Das "mir scheint" bezieht sich aussließlich auf das Wissen über diverse Funktionsweisen des Immunsystems, da es nicht nur wichtig ist, dass Immunzellen an Entzündungsherden oder Infektionsorten vorhanden sind, sondern auch in der richtigen "Stimmung". Eine Immunzelle, die nicht aktiviert wird (was meist mittels T-Helfer-Zellen stattfindet) taugt nichts zur Bekämpfung. Ebenso wirkt sich das Milieu der Botenstoffe auf die Aktivität der angeborenen Immunität aus. Daher ist ja beispielsweise HIV so gravierend, weil eigentlich genug Immunzellen vorhanden, diese aber nicht aktiv sind.
phaidros | 23. August 2011 17:07
Danke, s.g.
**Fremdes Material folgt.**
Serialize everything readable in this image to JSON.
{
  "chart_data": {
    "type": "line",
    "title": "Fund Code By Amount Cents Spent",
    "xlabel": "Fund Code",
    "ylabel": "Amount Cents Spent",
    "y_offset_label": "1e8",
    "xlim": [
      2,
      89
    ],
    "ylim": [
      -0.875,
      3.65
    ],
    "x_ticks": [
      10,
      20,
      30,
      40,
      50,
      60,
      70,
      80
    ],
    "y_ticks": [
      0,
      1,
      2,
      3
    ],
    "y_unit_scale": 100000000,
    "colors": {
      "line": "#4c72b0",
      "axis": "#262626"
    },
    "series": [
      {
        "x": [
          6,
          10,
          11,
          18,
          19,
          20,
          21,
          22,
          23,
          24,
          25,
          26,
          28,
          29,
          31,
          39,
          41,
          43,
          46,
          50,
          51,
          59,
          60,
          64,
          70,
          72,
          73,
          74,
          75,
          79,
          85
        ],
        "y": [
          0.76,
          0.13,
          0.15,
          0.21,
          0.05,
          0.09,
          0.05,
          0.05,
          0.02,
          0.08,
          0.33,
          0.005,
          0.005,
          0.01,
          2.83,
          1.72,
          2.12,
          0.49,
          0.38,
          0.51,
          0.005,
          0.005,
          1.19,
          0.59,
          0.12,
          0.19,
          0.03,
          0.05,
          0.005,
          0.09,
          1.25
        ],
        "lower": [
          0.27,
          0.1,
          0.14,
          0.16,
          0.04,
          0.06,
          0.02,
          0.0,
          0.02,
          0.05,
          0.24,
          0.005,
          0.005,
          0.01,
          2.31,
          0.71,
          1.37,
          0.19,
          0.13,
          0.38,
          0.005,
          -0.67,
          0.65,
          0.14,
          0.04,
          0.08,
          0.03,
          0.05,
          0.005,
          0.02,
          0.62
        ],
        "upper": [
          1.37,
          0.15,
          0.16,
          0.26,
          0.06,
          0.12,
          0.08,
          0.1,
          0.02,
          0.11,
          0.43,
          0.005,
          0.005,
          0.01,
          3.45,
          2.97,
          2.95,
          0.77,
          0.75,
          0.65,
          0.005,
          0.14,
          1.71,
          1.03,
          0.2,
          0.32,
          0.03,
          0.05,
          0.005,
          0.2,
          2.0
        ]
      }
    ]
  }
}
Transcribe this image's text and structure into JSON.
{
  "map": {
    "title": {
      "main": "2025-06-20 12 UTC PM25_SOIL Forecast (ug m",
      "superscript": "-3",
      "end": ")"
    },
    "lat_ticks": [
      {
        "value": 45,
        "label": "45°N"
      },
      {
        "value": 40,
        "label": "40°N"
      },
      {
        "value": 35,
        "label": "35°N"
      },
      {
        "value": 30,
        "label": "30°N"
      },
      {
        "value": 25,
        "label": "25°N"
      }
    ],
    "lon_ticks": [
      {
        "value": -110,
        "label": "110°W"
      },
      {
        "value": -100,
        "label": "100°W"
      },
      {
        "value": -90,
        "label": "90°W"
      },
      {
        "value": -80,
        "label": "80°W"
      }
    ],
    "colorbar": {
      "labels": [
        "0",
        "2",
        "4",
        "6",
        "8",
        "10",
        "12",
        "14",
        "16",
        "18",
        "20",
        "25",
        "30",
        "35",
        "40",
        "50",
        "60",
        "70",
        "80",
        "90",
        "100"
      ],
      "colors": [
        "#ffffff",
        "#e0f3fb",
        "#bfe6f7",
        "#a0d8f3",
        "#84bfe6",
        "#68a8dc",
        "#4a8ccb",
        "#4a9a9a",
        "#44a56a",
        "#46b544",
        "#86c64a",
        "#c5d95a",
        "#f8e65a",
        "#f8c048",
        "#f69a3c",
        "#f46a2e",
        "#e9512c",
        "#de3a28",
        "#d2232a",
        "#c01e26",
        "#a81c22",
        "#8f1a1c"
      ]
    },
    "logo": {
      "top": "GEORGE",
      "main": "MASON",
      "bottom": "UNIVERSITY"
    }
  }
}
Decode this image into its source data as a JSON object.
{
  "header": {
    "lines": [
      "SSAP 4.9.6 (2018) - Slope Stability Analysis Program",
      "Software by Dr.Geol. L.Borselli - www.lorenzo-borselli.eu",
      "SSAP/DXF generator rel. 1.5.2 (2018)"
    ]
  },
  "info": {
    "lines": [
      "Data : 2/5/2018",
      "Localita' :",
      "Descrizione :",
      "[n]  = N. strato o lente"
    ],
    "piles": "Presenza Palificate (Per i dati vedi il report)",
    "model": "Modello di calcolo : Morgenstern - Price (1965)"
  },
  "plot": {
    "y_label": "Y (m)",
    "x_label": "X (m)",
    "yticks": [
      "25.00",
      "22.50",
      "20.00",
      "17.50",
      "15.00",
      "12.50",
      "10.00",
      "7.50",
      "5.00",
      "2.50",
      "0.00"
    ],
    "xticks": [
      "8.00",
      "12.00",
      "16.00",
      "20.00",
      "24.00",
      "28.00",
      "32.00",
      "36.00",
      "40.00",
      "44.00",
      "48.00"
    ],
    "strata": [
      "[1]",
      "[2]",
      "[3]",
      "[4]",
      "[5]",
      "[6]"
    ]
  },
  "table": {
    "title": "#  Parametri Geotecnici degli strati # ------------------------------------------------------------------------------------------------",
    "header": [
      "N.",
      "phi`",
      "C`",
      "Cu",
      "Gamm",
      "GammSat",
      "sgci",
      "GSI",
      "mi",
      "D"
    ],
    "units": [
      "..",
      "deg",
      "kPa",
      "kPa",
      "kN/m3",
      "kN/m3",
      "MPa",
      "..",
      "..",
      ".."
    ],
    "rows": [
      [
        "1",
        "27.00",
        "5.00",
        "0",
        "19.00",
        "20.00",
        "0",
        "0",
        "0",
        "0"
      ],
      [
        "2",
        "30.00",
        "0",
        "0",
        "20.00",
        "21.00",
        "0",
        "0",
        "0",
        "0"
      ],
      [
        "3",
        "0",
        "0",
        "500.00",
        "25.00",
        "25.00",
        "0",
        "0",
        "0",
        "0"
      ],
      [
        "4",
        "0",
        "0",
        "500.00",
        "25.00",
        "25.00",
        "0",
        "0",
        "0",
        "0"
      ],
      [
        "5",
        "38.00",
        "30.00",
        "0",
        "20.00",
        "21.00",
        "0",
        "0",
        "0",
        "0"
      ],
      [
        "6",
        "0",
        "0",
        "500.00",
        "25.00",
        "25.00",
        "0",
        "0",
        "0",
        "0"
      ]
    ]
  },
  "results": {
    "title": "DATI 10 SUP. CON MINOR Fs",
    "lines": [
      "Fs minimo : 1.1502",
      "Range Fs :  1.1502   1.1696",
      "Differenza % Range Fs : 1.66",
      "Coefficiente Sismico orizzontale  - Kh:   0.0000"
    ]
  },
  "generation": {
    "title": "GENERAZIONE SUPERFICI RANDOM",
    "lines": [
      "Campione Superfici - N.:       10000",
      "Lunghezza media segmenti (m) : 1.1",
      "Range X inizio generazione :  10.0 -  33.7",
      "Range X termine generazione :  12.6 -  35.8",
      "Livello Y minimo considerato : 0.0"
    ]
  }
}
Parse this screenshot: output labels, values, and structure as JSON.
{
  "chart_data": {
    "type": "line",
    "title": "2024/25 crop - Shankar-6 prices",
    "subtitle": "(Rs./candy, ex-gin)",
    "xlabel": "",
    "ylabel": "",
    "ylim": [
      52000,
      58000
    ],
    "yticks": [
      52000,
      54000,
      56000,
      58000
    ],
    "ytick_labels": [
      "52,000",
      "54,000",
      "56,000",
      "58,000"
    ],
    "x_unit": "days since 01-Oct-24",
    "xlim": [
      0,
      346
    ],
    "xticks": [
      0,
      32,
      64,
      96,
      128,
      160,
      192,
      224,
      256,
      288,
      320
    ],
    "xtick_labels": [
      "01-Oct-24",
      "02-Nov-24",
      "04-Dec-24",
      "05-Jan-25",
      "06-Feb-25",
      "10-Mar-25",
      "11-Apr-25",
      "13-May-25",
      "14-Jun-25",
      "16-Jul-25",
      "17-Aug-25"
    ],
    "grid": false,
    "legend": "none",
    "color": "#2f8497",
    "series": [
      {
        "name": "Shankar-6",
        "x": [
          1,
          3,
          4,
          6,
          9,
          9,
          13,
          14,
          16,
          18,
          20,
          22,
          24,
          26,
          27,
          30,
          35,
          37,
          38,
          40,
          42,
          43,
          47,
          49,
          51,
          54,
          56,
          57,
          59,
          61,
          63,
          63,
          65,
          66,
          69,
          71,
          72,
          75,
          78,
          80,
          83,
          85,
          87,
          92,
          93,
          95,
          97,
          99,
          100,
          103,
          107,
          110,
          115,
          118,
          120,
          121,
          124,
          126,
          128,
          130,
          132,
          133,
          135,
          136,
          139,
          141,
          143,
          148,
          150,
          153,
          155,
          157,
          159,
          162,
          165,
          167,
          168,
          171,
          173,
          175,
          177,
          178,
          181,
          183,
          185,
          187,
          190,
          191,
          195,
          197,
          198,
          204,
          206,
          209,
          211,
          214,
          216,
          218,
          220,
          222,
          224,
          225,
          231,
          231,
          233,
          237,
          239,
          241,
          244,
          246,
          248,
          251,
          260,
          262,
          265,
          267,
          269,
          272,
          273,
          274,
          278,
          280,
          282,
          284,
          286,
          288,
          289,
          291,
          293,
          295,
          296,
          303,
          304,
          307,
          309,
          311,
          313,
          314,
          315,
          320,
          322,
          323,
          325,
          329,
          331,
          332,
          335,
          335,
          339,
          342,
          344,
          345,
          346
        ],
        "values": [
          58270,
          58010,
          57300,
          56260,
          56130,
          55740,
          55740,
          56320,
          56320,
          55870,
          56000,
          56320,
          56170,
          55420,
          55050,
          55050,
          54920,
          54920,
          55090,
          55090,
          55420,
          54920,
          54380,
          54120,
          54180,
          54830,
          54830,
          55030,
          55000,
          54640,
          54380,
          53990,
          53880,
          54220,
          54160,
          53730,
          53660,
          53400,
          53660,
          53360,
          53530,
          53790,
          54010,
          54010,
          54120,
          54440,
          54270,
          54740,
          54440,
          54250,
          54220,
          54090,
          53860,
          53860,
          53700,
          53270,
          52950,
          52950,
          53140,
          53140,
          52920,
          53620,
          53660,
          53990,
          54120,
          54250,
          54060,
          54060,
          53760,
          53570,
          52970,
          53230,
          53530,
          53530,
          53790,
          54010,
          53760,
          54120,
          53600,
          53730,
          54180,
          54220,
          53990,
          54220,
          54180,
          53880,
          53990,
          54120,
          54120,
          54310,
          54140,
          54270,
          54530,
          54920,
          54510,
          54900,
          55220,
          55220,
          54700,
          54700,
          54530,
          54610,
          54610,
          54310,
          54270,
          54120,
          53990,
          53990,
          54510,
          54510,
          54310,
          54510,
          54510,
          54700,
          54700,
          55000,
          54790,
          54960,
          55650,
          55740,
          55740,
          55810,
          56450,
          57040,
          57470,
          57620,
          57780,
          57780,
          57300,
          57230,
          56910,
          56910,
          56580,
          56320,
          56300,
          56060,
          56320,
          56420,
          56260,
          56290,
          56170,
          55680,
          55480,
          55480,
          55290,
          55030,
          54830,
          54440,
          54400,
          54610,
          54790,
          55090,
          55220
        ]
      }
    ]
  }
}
Ignaz!
Ignaz | 19. August 2011 08:42
Mir scheint, dass es nicht nur eine Frage des Verhältnisses ist, sondern primär von der adaptiven Immunantwort abhängt, wieviele TAM im Endeffekt vorhanden sind. Denn je nach Art der Immunantwort (cytotoxisch gegenüber humoral = Antikörper) werden auch Faktoren sezerniert, die einen Einfluß auf TAM-Konzentration und Wirkung haben. Mir scheint es, dass TAM zwar sehr wohl das Tumorgewebe als fremd erkennen, allerdings durch das Umfeld entweder zur Aktivität aufgefordert, oder davon abgehalten werden, was wiederum durch das adaptive Immunsystem gesteuert wird (abseits von Faktoren, die vom Tumorgewebe sezerniert werden). Somit sind es wieder einmal die bekannten CD4 T-Helfer Lymphozyten, neben den CTL, die eine entscheidende Rolle spielen, ob Regression oder Progression beim Mammakarzinom stattfindet (bei anderen Karzinomarten kann es ja wiederum anders aussehen).